As to how he handled issues like truancy among the 350 boys aged from 16 to 21 then, he simply kept them in their dorms – without television.
“You must understand that for a young person freedom is everything. In the dorm, they are totally confined within four walls. But at school, they get to be with their friends and play games. So if you were in their shoes, which option would you choose?” smiles Darussalam.
Koh Kok Kiong, 66, the chief administrator of Pure Life Society, a children’s home in Jalan Puchong, Kuala Lumpur, places trust as the main criterion when managing troubled youth.
A former instructor with the National Service programme, Koh handled up to 40 children, a job that entailed dealing with the rebels in the group. Not for him the traditional method of military drills and punishment but to find out the root causes of their behaviour.

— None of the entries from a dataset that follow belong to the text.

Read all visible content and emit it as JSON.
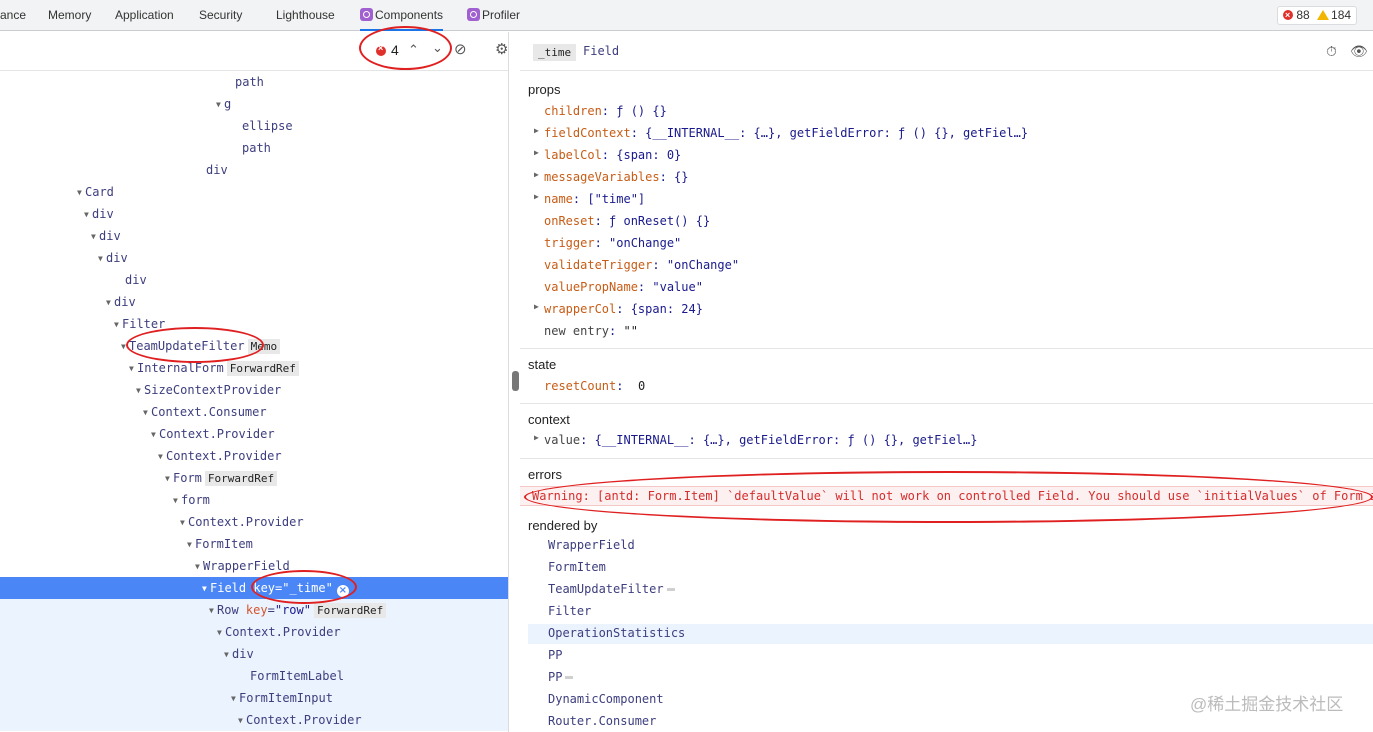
{
  "tabs": [
    {
      "label": "ance"
    },
    {
      "label": "Memory"
    },
    {
      "label": "Application"
    },
    {
      "label": "Security"
    },
    {
      "label": "Lighthouse"
    },
    {
      "label": "Components"
    },
    {
      "label": "Profiler"
    }
  ],
  "issues": {
    "errors": "88",
    "warnings": "184"
  },
  "toolbar": {
    "error_count": "4",
    "prev": "⌃",
    "next": "⌄",
    "no_entry": "⊘",
    "settings": "⚙"
  },
  "tree": [
    {
      "label": "path",
      "arrow": "",
      "badge": ""
    },
    {
      "label": "g",
      "arrow": "▼",
      "badge": ""
    },
    {
      "label": "ellipse",
      "arrow": "",
      "badge": ""
    },
    {
      "label": "path",
      "arrow": "",
      "badge": ""
    },
    {
      "label": "div",
      "arrow": "",
      "badge": ""
    },
    {
      "label": "Card",
      "arrow": "▼",
      "badge": ""
    },
    {
      "label": "div",
      "arrow": "▼",
      "badge": ""
    },
    {
      "label": "div",
      "arrow": "▼",
      "badge": ""
    },
    {
      "label": "div",
      "arrow": "▼",
      "badge": ""
    },
    {
      "label": "div",
      "arrow": "",
      "badge": ""
    },
    {
      "label": "div",
      "arrow": "▼",
      "badge": ""
    },
    {
      "label": "Filter",
      "arrow": "▼",
      "badge": ""
    },
    {
      "label": "TeamUpdateFilter",
      "arrow": "▼",
      "badge": "Memo"
    },
    {
      "label": "InternalForm",
      "arrow": "▼",
      "badge": "ForwardRef"
    },
    {
      "label": "SizeContextProvider",
      "arrow": "▼",
      "badge": ""
    },
    {
      "label": "Context.Consumer",
      "arrow": "▼",
      "badge": ""
    },
    {
      "label": "Context.Provider",
      "arrow": "▼",
      "badge": ""
    },
    {
      "label": "Context.Provider",
      "arrow": "▼",
      "badge": ""
    },
    {
      "label": "Form",
      "arrow": "▼",
      "badge": "ForwardRef"
    },
    {
      "label": "form",
      "arrow": "▼",
      "badge": ""
    },
    {
      "label": "Context.Provider",
      "arrow": "▼",
      "badge": ""
    },
    {
      "label": "FormItem",
      "arrow": "▼",
      "badge": ""
    },
    {
      "label": "WrapperField",
      "arrow": "▼",
      "badge": ""
    },
    {
      "label": "Field",
      "arrow": "▼",
      "badge": "",
      "key_attr": "key",
      "key_val": "\"_time\""
    },
    {
      "label": "Row",
      "arrow": "▼",
      "badge": "ForwardRef",
      "key_attr": "key",
      "key_val": "\"row\""
    },
    {
      "label": "Context.Provider",
      "arrow": "▼",
      "badge": ""
    },
    {
      "label": "div",
      "arrow": "▼",
      "badge": ""
    },
    {
      "label": "FormItemLabel",
      "arrow": "",
      "badge": ""
    },
    {
      "label": "FormItemInput",
      "arrow": "▼",
      "badge": ""
    },
    {
      "label": "Context.Provider",
      "arrow": "▼",
      "badge": ""
    }
  ],
  "inspector": {
    "key_badge": "_time",
    "name": "Field",
    "props_title": "props",
    "props": [
      {
        "key": "children",
        "value": "ƒ () {}",
        "expandable": false
      },
      {
        "key": "fieldContext",
        "value": "{__INTERNAL__: {…}, getFieldError: ƒ () {}, getFiel…}",
        "expandable": true
      },
      {
        "key": "labelCol",
        "value": "{span: 0}",
        "expandable": true
      },
      {
        "key": "messageVariables",
        "value": "{}",
        "expandable": true
      },
      {
        "key": "name",
        "value": "[\"time\"]",
        "expandable": true
      },
      {
        "key": "onReset",
        "value": "ƒ onReset() {}",
        "expandable": false
      },
      {
        "key": "trigger",
        "value": "\"onChange\"",
        "expandable": false
      },
      {
        "key": "validateTrigger",
        "value": "\"onChange\"",
        "expandable": false
      },
      {
        "key": "valuePropName",
        "value": "\"value\"",
        "expandable": false
      },
      {
        "key": "wrapperCol",
        "value": "{span: 24}",
        "expandable": true
      },
      {
        "key": "new entry",
        "value": "\"\"",
        "expandable": false,
        "dim": true
      }
    ],
    "state_title": "state",
    "state": [
      {
        "key": "resetCount",
        "value": "0"
      }
    ],
    "context_title": "context",
    "context": [
      {
        "key": "value",
        "value": "{__INTERNAL__: {…}, getFieldError: ƒ () {}, getFiel…}"
      }
    ],
    "errors_title": "errors",
    "error_message": "Warning: [antd: Form.Item] `defaultValue` will not work on controlled Field. You should use `initialValues` of Form i",
    "rendered_by_title": "rendered by",
    "rendered_by": [
      "WrapperField",
      "FormItem",
      "TeamUpdateFilter",
      "Filter",
      "OperationStatistics",
      "PP",
      "PP",
      "DynamicComponent",
      "Router.Consumer"
    ]
  },
  "watermark": "@稀土掘金技术社区"
}
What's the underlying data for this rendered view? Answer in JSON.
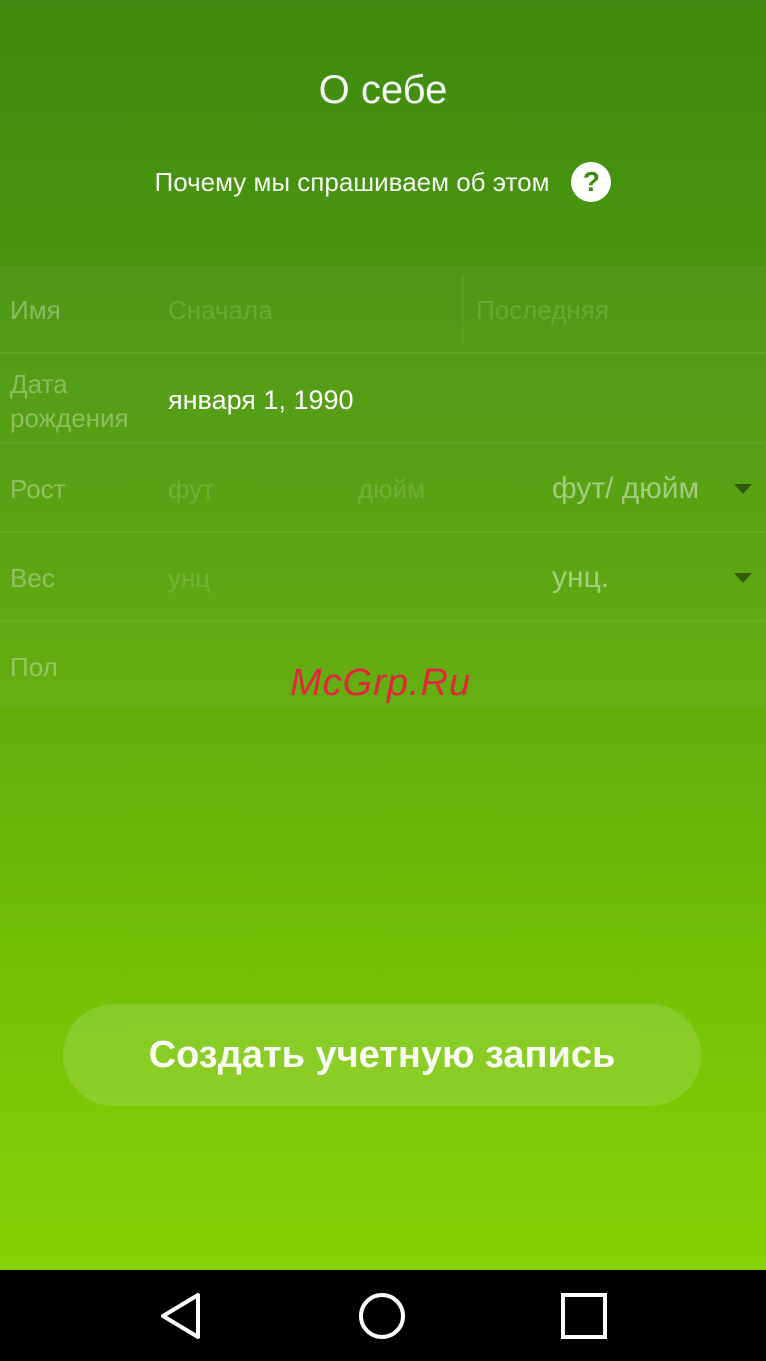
{
  "header": {
    "title": "О себе",
    "why_text": "Почему мы спрашиваем об этом",
    "help_glyph": "?"
  },
  "form": {
    "name": {
      "label": "Имя",
      "first_placeholder": "Сначала",
      "last_placeholder": "Последняя"
    },
    "birthdate": {
      "label_line1": "Дата",
      "label_line2": "рождения",
      "value": "января 1, 1990"
    },
    "height": {
      "label": "Рост",
      "feet_placeholder": "фут",
      "inches_placeholder": "дюйм",
      "unit": "фут/ дюйм"
    },
    "weight": {
      "label": "Вес",
      "placeholder": "унц",
      "unit": "унц."
    },
    "gender": {
      "label": "Пол"
    }
  },
  "watermark": "McGrp.Ru",
  "actions": {
    "create_label": "Создать учетную запись"
  },
  "navbar": {
    "back_icon": "back-triangle-icon",
    "home_icon": "home-circle-icon",
    "recents_icon": "recents-square-icon"
  },
  "colors": {
    "gradient_top": "#3f8a10",
    "gradient_bottom": "#86d104",
    "watermark": "#e5263a",
    "navbar": "#000000"
  }
}
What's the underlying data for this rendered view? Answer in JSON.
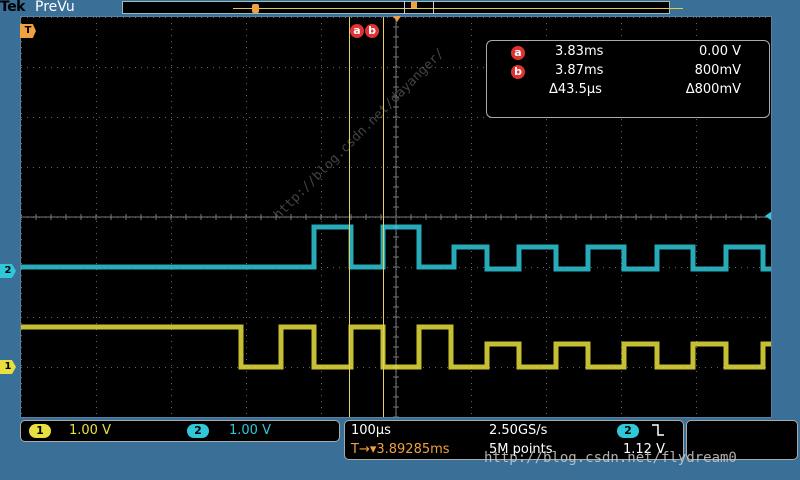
{
  "brand": "Tek",
  "mode": "PreVu",
  "colors": {
    "ch1": "#e8e040",
    "ch2": "#30c8d8",
    "trigger": "#f0a040",
    "cursor": "#e8d060",
    "grid": "#555555"
  },
  "trigger_marker": "T",
  "channel_markers": {
    "ch1": "1",
    "ch2": "2"
  },
  "cursors": {
    "a": {
      "tag": "a",
      "time": "3.83ms",
      "value": "0.00 V"
    },
    "b": {
      "tag": "b",
      "time": "3.87ms",
      "value": "800mV"
    },
    "delta": {
      "time": "Δ43.5μs",
      "value": "Δ800mV"
    }
  },
  "bottom": {
    "ch1": {
      "badge": "1",
      "scale": "1.00 V"
    },
    "ch2": {
      "badge": "2",
      "scale": "1.00 V"
    },
    "timebase": "100μs",
    "sample_rate": "2.50GS/s",
    "trigger_pos": "T→▾3.89285ms",
    "record_length": "5M points",
    "trigger_source": {
      "badge": "2",
      "slope_icon": "falling-edge-icon",
      "level": "1.12 V"
    }
  },
  "watermark": "http://blog.csdn.net/flydream0",
  "diagonal_watermark": "http://blog.csdn.net/dayanger/"
}
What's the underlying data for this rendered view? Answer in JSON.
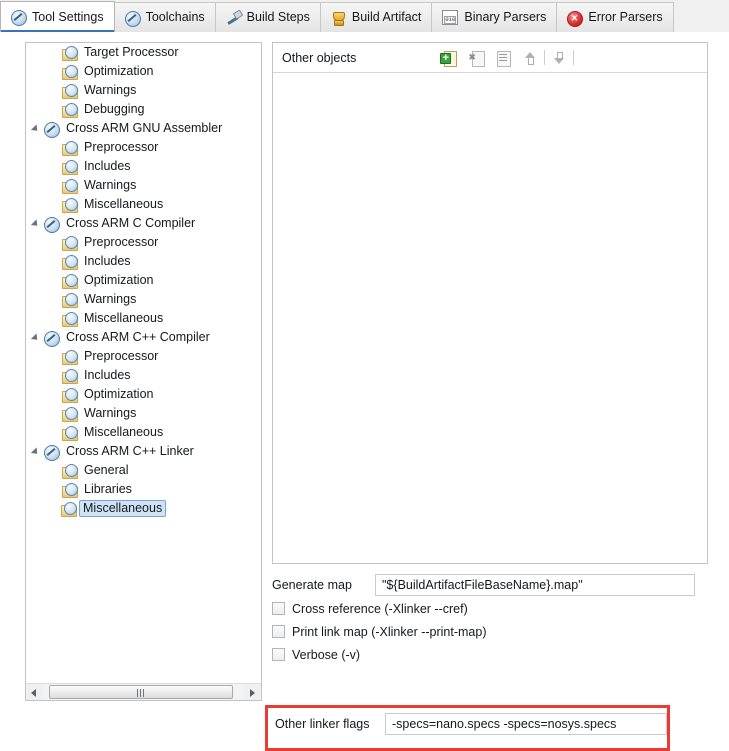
{
  "tabs": [
    {
      "label": "Tool Settings",
      "icon": "tool-icon",
      "selected": true
    },
    {
      "label": "Toolchains",
      "icon": "tool-icon",
      "selected": false
    },
    {
      "label": "Build Steps",
      "icon": "hammer-icon",
      "selected": false
    },
    {
      "label": "Build Artifact",
      "icon": "trophy-icon",
      "selected": false
    },
    {
      "label": "Binary Parsers",
      "icon": "binary-file-icon",
      "selected": false
    },
    {
      "label": "Error Parsers",
      "icon": "error-circle-icon",
      "selected": false
    }
  ],
  "tree": {
    "items": [
      {
        "label": "Target Processor",
        "indent": 1,
        "icon": "folder-tool-icon",
        "expandable": false,
        "selected": false
      },
      {
        "label": "Optimization",
        "indent": 1,
        "icon": "folder-tool-icon",
        "expandable": false,
        "selected": false
      },
      {
        "label": "Warnings",
        "indent": 1,
        "icon": "folder-tool-icon",
        "expandable": false,
        "selected": false
      },
      {
        "label": "Debugging",
        "indent": 1,
        "icon": "folder-tool-icon",
        "expandable": false,
        "selected": false
      },
      {
        "label": "Cross ARM GNU Assembler",
        "indent": 0,
        "icon": "tool-circle-icon",
        "expandable": true,
        "selected": false
      },
      {
        "label": "Preprocessor",
        "indent": 1,
        "icon": "folder-tool-icon",
        "expandable": false,
        "selected": false
      },
      {
        "label": "Includes",
        "indent": 1,
        "icon": "folder-tool-icon",
        "expandable": false,
        "selected": false
      },
      {
        "label": "Warnings",
        "indent": 1,
        "icon": "folder-tool-icon",
        "expandable": false,
        "selected": false
      },
      {
        "label": "Miscellaneous",
        "indent": 1,
        "icon": "folder-tool-icon",
        "expandable": false,
        "selected": false
      },
      {
        "label": "Cross ARM C Compiler",
        "indent": 0,
        "icon": "tool-circle-icon",
        "expandable": true,
        "selected": false
      },
      {
        "label": "Preprocessor",
        "indent": 1,
        "icon": "folder-tool-icon",
        "expandable": false,
        "selected": false
      },
      {
        "label": "Includes",
        "indent": 1,
        "icon": "folder-tool-icon",
        "expandable": false,
        "selected": false
      },
      {
        "label": "Optimization",
        "indent": 1,
        "icon": "folder-tool-icon",
        "expandable": false,
        "selected": false
      },
      {
        "label": "Warnings",
        "indent": 1,
        "icon": "folder-tool-icon",
        "expandable": false,
        "selected": false
      },
      {
        "label": "Miscellaneous",
        "indent": 1,
        "icon": "folder-tool-icon",
        "expandable": false,
        "selected": false
      },
      {
        "label": "Cross ARM C++ Compiler",
        "indent": 0,
        "icon": "tool-circle-icon",
        "expandable": true,
        "selected": false
      },
      {
        "label": "Preprocessor",
        "indent": 1,
        "icon": "folder-tool-icon",
        "expandable": false,
        "selected": false
      },
      {
        "label": "Includes",
        "indent": 1,
        "icon": "folder-tool-icon",
        "expandable": false,
        "selected": false
      },
      {
        "label": "Optimization",
        "indent": 1,
        "icon": "folder-tool-icon",
        "expandable": false,
        "selected": false
      },
      {
        "label": "Warnings",
        "indent": 1,
        "icon": "folder-tool-icon",
        "expandable": false,
        "selected": false
      },
      {
        "label": "Miscellaneous",
        "indent": 1,
        "icon": "folder-tool-icon",
        "expandable": false,
        "selected": false
      },
      {
        "label": "Cross ARM C++ Linker",
        "indent": 0,
        "icon": "tool-circle-icon",
        "expandable": true,
        "selected": false
      },
      {
        "label": "General",
        "indent": 1,
        "icon": "folder-tool-icon",
        "expandable": false,
        "selected": false
      },
      {
        "label": "Libraries",
        "indent": 1,
        "icon": "folder-tool-icon",
        "expandable": false,
        "selected": false
      },
      {
        "label": "Miscellaneous",
        "indent": 1,
        "icon": "folder-tool-icon",
        "expandable": false,
        "selected": true
      }
    ],
    "scrollbar": {
      "left_arrow": "◀",
      "right_arrow": "▶"
    }
  },
  "list_panel": {
    "title": "Other objects",
    "tools": [
      {
        "name": "add-button",
        "enabled": true
      },
      {
        "name": "delete-button",
        "enabled": false
      },
      {
        "name": "edit-button",
        "enabled": false
      },
      {
        "name": "move-up-button",
        "enabled": false
      },
      {
        "name": "move-down-button",
        "enabled": false
      }
    ],
    "items": []
  },
  "form": {
    "generate_map": {
      "label": "Generate map",
      "value": "\"${BuildArtifactFileBaseName}.map\""
    },
    "checkboxes": [
      {
        "label": "Cross reference (-Xlinker --cref)",
        "checked": false
      },
      {
        "label": "Print link map (-Xlinker --print-map)",
        "checked": false
      },
      {
        "label": "Verbose (-v)",
        "checked": false
      }
    ],
    "other_linker_flags": {
      "label": "Other linker flags",
      "value": "-specs=nano.specs -specs=nosys.specs"
    }
  },
  "highlight": {
    "color": "#eb3c33",
    "target": "other-linker-flags-row"
  }
}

“I’d found teenagers as young as 19 suffering from depression. Some of them were working in bars and had been left to fend for themselves,” reveals Koh, who is now responsible for some 60 children in Pure Life.
One of the things he learned during his NS stint was to never turn a child away. Troubled children, he notes, are most in need of attention as they have no one to turn to. “They yearn to have a listening ear,” he adds.
It is during these personal sessions that he gives them direction and advice, offering them hope and assuring them that they are no different from other children.
“At such times, life’s lessons like mutual respect, integrity and responsibility will have a surer way of hitting home,” he says.
Knowing a young offender’s past is crucial to the study and planning of his progress, says Darussalam.
When he was at Henry Gurney, warders kept a close watch on the boys, and during assembly he would scrutinise the kids’ body language. A silent character might mean that he was being bullied while an aggressive lad could spell trouble. Swift action, such as sending the young person to a counsellor or a quick word with the warden, was some of the early measures taken.
“It’s not easy,” says Koh. “At times, you might blow your top. But at the end of the day, we have to remember to lead by example. That is why the staff must not quarrel among themselves or raise their voices in front of the children. If you do this, then the children could turn around and say: ‘What’s wrong? You also do it.’ That will dent your credibility.”